Wine tasting in Malibu
Yes, as a matter of fact, there are wineries in Los Angeles. While L.A. is certainly no Napa or Sonoma, what it lacks in number of wineries, it makes up in unique winery experiences. And for a unique wine tasting experience, look no further than Malibu Wines. Set in the hills of Malibu is Malibu Wines, which is the wine tasting spot on weekends because of food trucks, live music and locally-made wine for visitors to enjoy outdoors. However, reservations are highly recommended (for a fee) on weekends. While Malibu Wines can get busy on weekends, I often prefer Rosenthal Wine Bar & Patio, which actually sits across from the Pacific Ocean on Highway 1, and also has live music and food trucks on weekends.

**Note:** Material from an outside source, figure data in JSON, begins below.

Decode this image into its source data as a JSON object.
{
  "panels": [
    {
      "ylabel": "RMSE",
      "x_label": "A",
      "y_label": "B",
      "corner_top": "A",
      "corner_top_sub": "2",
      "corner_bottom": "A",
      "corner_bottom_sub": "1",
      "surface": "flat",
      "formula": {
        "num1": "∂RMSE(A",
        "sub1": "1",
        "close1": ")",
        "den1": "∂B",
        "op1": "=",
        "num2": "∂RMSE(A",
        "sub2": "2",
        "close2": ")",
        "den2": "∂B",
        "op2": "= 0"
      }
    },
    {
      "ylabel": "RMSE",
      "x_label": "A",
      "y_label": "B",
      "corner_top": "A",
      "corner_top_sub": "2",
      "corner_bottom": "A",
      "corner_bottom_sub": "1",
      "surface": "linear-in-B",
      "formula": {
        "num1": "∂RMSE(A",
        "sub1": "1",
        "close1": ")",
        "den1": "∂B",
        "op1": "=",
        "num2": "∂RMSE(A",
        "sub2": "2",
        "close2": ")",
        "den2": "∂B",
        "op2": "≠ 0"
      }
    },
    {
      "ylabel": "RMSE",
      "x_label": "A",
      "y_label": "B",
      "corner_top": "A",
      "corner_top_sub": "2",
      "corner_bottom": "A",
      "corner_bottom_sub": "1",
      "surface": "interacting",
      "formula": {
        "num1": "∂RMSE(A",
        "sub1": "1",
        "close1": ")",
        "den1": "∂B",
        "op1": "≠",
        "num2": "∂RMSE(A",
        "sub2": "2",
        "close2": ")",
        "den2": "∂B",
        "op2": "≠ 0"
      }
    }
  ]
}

Beachfront picnic and campfire
While it’s a no-brainer to go to the beach in Los Angeles, it’s not just anywhere that you can have a bonfire on the beach (legally). And for that you’ll have to go to Dockweiler Beach, which is in my favorite Los Angeles beach town, Playa del Rey. Playa del Rey, located just south of Venice a few miles, is where you’ll find Dockweiler State Beach, featuring nearly four miles of shoreline, part of which includes fire rings that are available for use. It’s first-come, first-served, so during summer months, you’ll want to arrive early. Bring your own firewood, picnic and s’mores, and go crazy. This is the only place you can legally have a campfire on the beach in Los Angeles, although further south there is a small selection of fire rings in San Pedro at Cabrillo Beach. (More info, and the proceeding photo, courtesy of Visit Marina del Rey here.)
Rooftop Cinema Club
One of my favorite all-time things to do in Los Angeles is going to the outdoor movies. And there are so many unique outdoor movie experiences in L.A., from Cinespia’s outdoor movies at Hollywood Forever Cemetery to Street Food Cinema to actual drive-in movies at Vineland Drive-In. One of the best outdoor movie experiences in L.A. is Rooftop Cinema Club, which is just as it sounds. The organization hosts cinema nights on rooftops in multiple cities, including a couple different venues in Los Angeles. What's great about Rooftop Cinema, beyond the cool factor and views, is the fact that you're given wireless headphones to drown out that loud popcorn eater, and can kick back in comfy deckchairs. The current season is wrapping up as night temperatures start cooling down, but there are numerous movies, including Sunday evening showings, happening through November on the rooftop of NeueHouse in Hollywood.